A Chinese artificial intelligence system has solved a complex mathematical problem that scientists had been unable to solve for ten years, which was posed by an American mathematician in 2014.
A team from Peking University developed a semi-autonomous system that reviewed decades of mathematical research to arrive at the solution, then verified the results itself with almost no human intervention.
The solved problem is an "algebraic conjecture" that was formulated by Professor Dan Anderson of the University of Iowa before his death in 2022.

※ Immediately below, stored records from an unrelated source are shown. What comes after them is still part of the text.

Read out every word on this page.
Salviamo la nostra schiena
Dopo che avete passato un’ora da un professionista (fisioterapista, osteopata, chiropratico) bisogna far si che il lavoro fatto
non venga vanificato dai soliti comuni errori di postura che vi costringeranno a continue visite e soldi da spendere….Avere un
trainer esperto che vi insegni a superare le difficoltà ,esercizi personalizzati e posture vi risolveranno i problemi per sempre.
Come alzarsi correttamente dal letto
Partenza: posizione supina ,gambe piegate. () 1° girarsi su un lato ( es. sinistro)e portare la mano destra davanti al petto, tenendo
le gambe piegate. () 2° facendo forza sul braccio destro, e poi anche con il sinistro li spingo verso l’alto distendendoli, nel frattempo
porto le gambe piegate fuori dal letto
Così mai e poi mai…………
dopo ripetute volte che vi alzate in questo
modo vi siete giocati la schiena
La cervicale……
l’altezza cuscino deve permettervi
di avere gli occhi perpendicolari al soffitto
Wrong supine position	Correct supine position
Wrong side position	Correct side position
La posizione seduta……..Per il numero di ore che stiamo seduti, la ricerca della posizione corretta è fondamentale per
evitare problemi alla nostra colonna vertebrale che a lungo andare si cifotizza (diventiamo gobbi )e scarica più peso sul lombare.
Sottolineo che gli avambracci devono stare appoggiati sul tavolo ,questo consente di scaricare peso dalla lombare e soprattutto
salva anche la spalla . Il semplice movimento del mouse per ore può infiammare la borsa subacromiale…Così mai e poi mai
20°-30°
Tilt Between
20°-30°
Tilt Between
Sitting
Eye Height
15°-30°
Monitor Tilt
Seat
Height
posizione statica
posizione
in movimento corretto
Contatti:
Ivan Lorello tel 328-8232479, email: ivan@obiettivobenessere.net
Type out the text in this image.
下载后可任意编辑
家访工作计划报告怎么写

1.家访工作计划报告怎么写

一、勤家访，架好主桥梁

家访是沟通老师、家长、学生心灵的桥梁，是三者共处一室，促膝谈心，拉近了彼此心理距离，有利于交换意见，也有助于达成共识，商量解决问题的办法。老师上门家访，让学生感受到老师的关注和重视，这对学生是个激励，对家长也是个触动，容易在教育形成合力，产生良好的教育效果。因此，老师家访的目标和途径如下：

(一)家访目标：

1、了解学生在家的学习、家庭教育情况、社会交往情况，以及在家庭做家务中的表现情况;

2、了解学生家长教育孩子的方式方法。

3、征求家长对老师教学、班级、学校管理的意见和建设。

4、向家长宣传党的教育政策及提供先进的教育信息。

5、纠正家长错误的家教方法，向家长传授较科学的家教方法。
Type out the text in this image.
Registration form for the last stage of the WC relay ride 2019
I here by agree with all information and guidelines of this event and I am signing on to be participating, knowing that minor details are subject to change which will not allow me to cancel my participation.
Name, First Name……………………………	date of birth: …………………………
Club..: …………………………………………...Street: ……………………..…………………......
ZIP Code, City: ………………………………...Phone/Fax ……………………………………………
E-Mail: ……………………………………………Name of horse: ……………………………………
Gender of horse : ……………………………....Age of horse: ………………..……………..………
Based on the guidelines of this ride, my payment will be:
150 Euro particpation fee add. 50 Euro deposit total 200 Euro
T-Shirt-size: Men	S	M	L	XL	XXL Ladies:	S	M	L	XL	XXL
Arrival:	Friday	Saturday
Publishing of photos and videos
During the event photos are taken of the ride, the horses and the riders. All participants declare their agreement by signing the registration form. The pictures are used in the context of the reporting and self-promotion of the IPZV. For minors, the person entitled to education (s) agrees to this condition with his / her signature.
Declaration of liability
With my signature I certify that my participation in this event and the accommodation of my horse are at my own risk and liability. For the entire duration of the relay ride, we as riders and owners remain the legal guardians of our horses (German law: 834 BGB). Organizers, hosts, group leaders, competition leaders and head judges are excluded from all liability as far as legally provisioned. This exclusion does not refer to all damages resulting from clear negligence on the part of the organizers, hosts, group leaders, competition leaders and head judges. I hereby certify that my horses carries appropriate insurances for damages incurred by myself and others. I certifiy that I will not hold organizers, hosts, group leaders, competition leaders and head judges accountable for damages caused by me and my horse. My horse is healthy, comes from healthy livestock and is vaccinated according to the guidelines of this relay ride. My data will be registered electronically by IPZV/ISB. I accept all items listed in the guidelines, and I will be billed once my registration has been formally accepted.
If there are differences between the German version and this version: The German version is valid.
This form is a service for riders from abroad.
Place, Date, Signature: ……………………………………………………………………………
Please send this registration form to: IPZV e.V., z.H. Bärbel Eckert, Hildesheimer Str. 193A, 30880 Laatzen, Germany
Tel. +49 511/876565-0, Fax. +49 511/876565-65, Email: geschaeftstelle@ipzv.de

The researchers, led by mathematician Dong Bin, explained that their system successfully solved this open problem in the field of commutative algebra (a branch of abstract algebra that focuses on the study of commutative loops and their ideals), and proved the result automatically, an achievement that is a concrete example of the possibility of automating mathematical research using artificial intelligence.
What distinguishes this system is its exceptional speed compared to humans, as it can perform complex mathematical tasks that previously required the collaboration of experts from multiple disciplines. However, the biggest challenge the researchers faced was that mathematical proofs require absolute precision, while proofs produced by large language models are often unreliable due to their tendency to "hallucination" or fabricate inaccurate information. Therefore, the Chinese team designed an innovative system that combines two agents: one that performs natural language reasoning, and another that formalizes and verifies the results.
The new system relies on a clever mechanism that begins with a reasoning system called Rethlas, which uses a mathematical theorem search engine called Matlas to explore solution strategies. When this system arrives at a probable proof, a second system called Archon, using another search engine called LeanSearch, transforms that proof into a project that can be verified by an interactive theorem validator called Lean B4. This validator is not just a tool; it is a complete programming language whose library contains hundreds of thousands of mathematical theorems and definitions.
The Chinese system required only 80 hours of runtime to solve Anderson's conjecture, without any need for mathematical judgment from a human operator. However, the researchers noted that the process could be accelerated if a real mathematician guided the Archon system.
The team asserts that this work represents a promising model for the future, where informal and formal reasoning systems work together to produce verifiable results, while greatly reducing human effort.